Hermanto v. Ashcroft

MEMORANDUM **

Sofjanarti Hermanto, a native and citizen of Indonesia, petitions for review of the Board of Immigration Appeals’ (“BIA”) decision affirming the Immigration Judge’s denial of her application for asylum and withholding of removal, and request for relief under the Convention Against Torture (“CAT”). We have jurisdiction under 8 U.S.C. § 1252. We review for substantial evidence, Lata v. INS, 204 F.3d 1241, 1245 (9th Cir.2000), and reverse only if the evidence compels a contrary conclusion, INS v. Elias-Zacarias, 502 U.S. 478, 483-84, 112 S.Ct. 812, 117 L.Ed.2d 38 (1992). We deny the petition for review.

Even assuming Hermanto testified credibly, substantial evidence supports the BIA’s and IJ’s determination that she has not experienced persecution in Indonesia. Hermanto testified that she was not harmed at any time during any of the events she described, and was not present or protected by police during some of the events. See Prasad v. INS, 47 F.3d 336, 339-40 (9th Cir.1995) (finding no persecution or well-founded fear of persecution where applicant was stopped at roadblock, arrested, detained four to six hours, hit in stomach, kicked, and opposing ethnic group pelted house with stones and attempted to steal property); Nagoulko v. *123INS, 333 F.3d 1012, 1016-18 (9th Cir.2003) (holding that being teased, bothered, discriminated against, harassed, and fired from job because of religious beliefs did not rise to level of persecution); Fisher v. INS, 79 F.3d 955, 962 (9th Cir.1996) (en banc) (noting that persecution “does not include mere discrimination, as offensive as it may be.”). Moreover, there is an insufficient showing that the two robberies Hermanto describes were not merely the result of criminal activity. See Bolshakov v. INS, 133 F.3d 1279, 1281 (9th Cir.1998).

Substantial evidence also supports the BIA’s and IJ’s conclusion that Hermanto does not have a well-founded fear of persecution. See Rostomian v. INS, 210 F.3d 1088, 1089 (9th Cir.2000) (denying asylum because general civil strife was insufficient to establish well-founded fear of persecution); Singh v.
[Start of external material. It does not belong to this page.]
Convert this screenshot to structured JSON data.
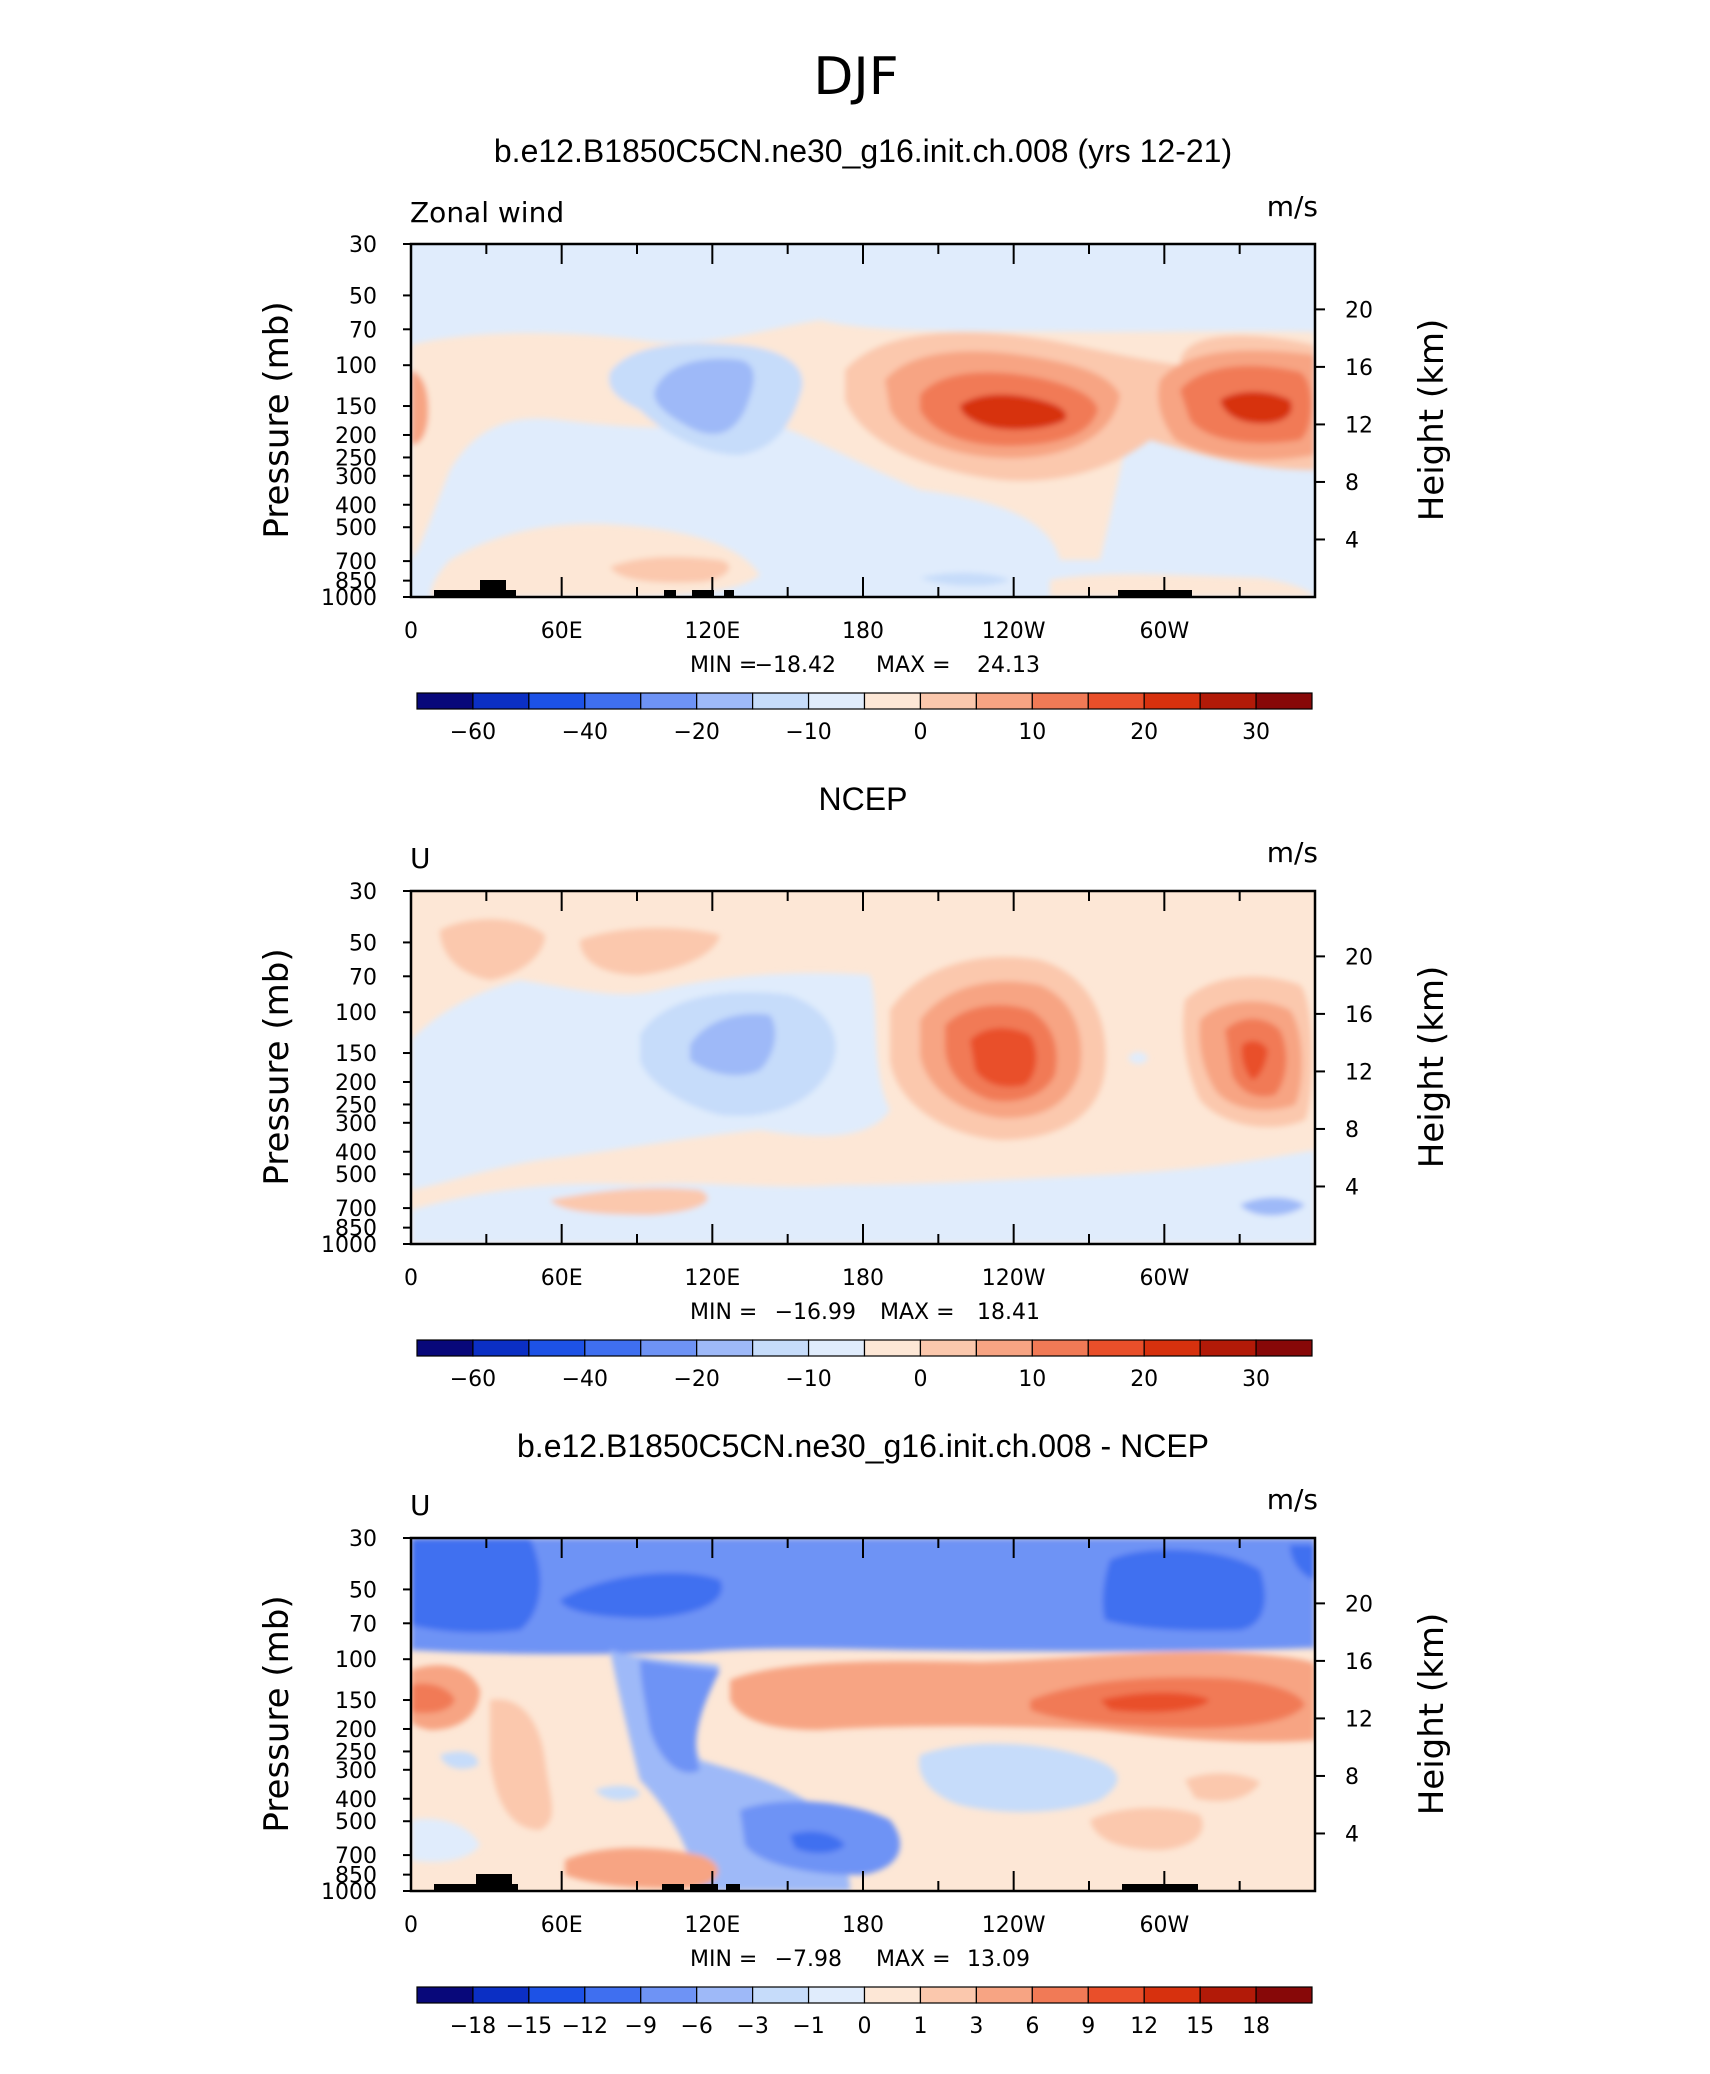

INS, 134 F.3d 962, 967 (9th Cir.1998) (mistreatment must be “substantially more grievous in kind or degree than the general manifestation of hostility between competing ethnic and religious groups”).

We decline to address Hermanto’s claim that she established a pattern and practice of persecution because she did not exhaust this claim before the IJ or the BIA. See Ndom v. Ashcroft, 384 F.3d 743, 756 n. 8 (9th Cir.2004).

Because Hermanto failed to establish eligibility for asylum, she necessarily failed to meet the more stringent standard for withholding of removal. See Fisher, 79 F.3d at 960-61. Hermanto’s CAT claim fails because she did not demonstrate that it was more likely than not that she would be tortured if she returned to Indonesia. See Zheng v. Ashcroft, 332 F.3d 1186, 1194 (9th Cir.2003).

PETITION FOR REVIEW DENIED.

This disposition is not appropriate for publication and may not be cited to or by the courts of this circuit except as provided by Ninth Circuit Rule 36-3.